Ce processus a été aussi critiqué par le patriarche maronite Béchara Raï, qui a fustigé dans son homélie dominicale « des pratiques et des prises de position qui s’opposent à l’entité et aux institutions », estimant qu’un État « ne peut pas se redresser » tant qu’elles sont maintenues. « Certains les considèrent tout simplement comme des points de divergence, comme si leur résolution n’était pas essentielle », a déploré le patriarche.
Quatre convois composés de 80 camions-citernes chargés de carburant iranien étaient arrivés jeudi matin dans la Békaa à travers un point de passage illégal dans le Hermel, acheminant la cargaison d’un navire iranien déchargée dans le port syrien de Banias. Un deuxième convoi de camions chargés de mazout iranien commandé par le Hezbollah était arrivé dans le Hermel, dans la nuit de vendredi à samedi.
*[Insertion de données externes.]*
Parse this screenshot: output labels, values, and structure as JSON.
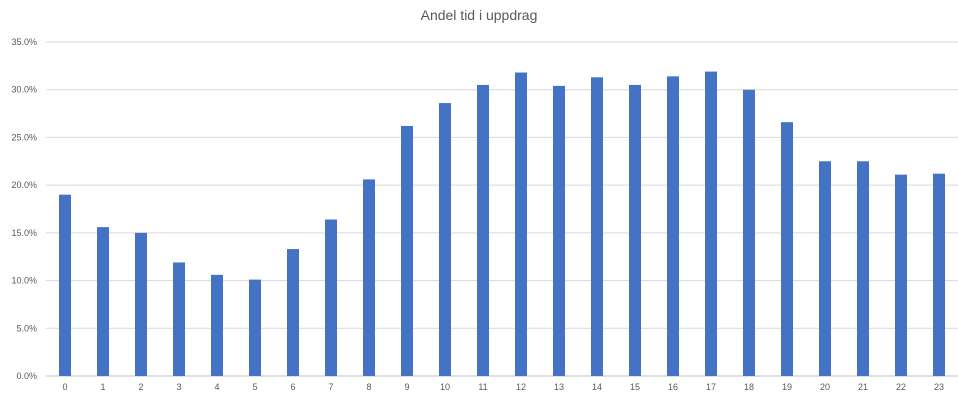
{
  "chart_data": {
    "type": "bar",
    "title": "Andel tid  i uppdrag",
    "xlabel": "",
    "ylabel": "",
    "categories": [
      "0",
      "1",
      "2",
      "3",
      "4",
      "5",
      "6",
      "7",
      "8",
      "9",
      "10",
      "11",
      "12",
      "13",
      "14",
      "15",
      "16",
      "17",
      "18",
      "19",
      "20",
      "21",
      "22",
      "23"
    ],
    "values": [
      19.0,
      15.6,
      15.0,
      11.9,
      10.6,
      10.1,
      13.3,
      16.4,
      20.6,
      26.2,
      28.6,
      30.5,
      31.8,
      30.4,
      31.3,
      30.5,
      31.4,
      31.9,
      30.0,
      26.6,
      22.5,
      22.5,
      21.1,
      21.2
    ],
    "ylim": [
      0,
      35
    ],
    "y_ticks": [
      0,
      5,
      10,
      15,
      20,
      25,
      30,
      35
    ],
    "y_tick_labels": [
      "0.0%",
      "5.0%",
      "10.0%",
      "15.0%",
      "20.0%",
      "25.0%",
      "30.0%",
      "35.0%"
    ],
    "bar_color": "#4472c4",
    "grid": true,
    "legend": "none"
  }
}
Les camions ont déchargé leur cargaison à Baalbeck dans les réservoirs des stations-service Amana, détenues par le Hezbollah et visées depuis février 2020 par des sanctions américaines, avant d’être distribuée sur le marché, par ordre de priorité.
Le réseau Amana a lancé hier un projet de distribution gratuite de 220 000 litres de mazout à des hôpitaux gouvernementaux et des ONG, suivant les priorités définies lundi par le chef du Hezbollah, Hassan Nasrallah, durant son intervention télévisée.
Selon son directeur dans la Békaa, Mohammad Yaghi, la distribution est menée « loin de toutes considérations régionales, communautaires, sectaires ou politiques ». « Nous serons au service de tous ceux qui prendront contact avec nous », a-t-il insisté, en expliquant que « des tonnes de mazout ont déjà été fournies aux stations de pompage des villages de Hoch et de Tal Safiyé, un exemple de coexistence islamo-chrétienne dans la Békaa, ainsi qu’à l’orphelinat relevant du couvent des sœurs de Jabboulé et à l’hôpital gouvernemental de Hermel ».
Mohammad Yaghi a en outre indiqué que le mazout iranien sera mis en vente à partir de demain mardi au secteur privé, au prix de gros.
commentaires (3)
"la distribution est menée loin de toutes considérations (...) politiques ". Allons donc! Comme dirait le capitaine Haddock : "Racontez ça à un cheval de bois, et il vous flanquera une ruade !".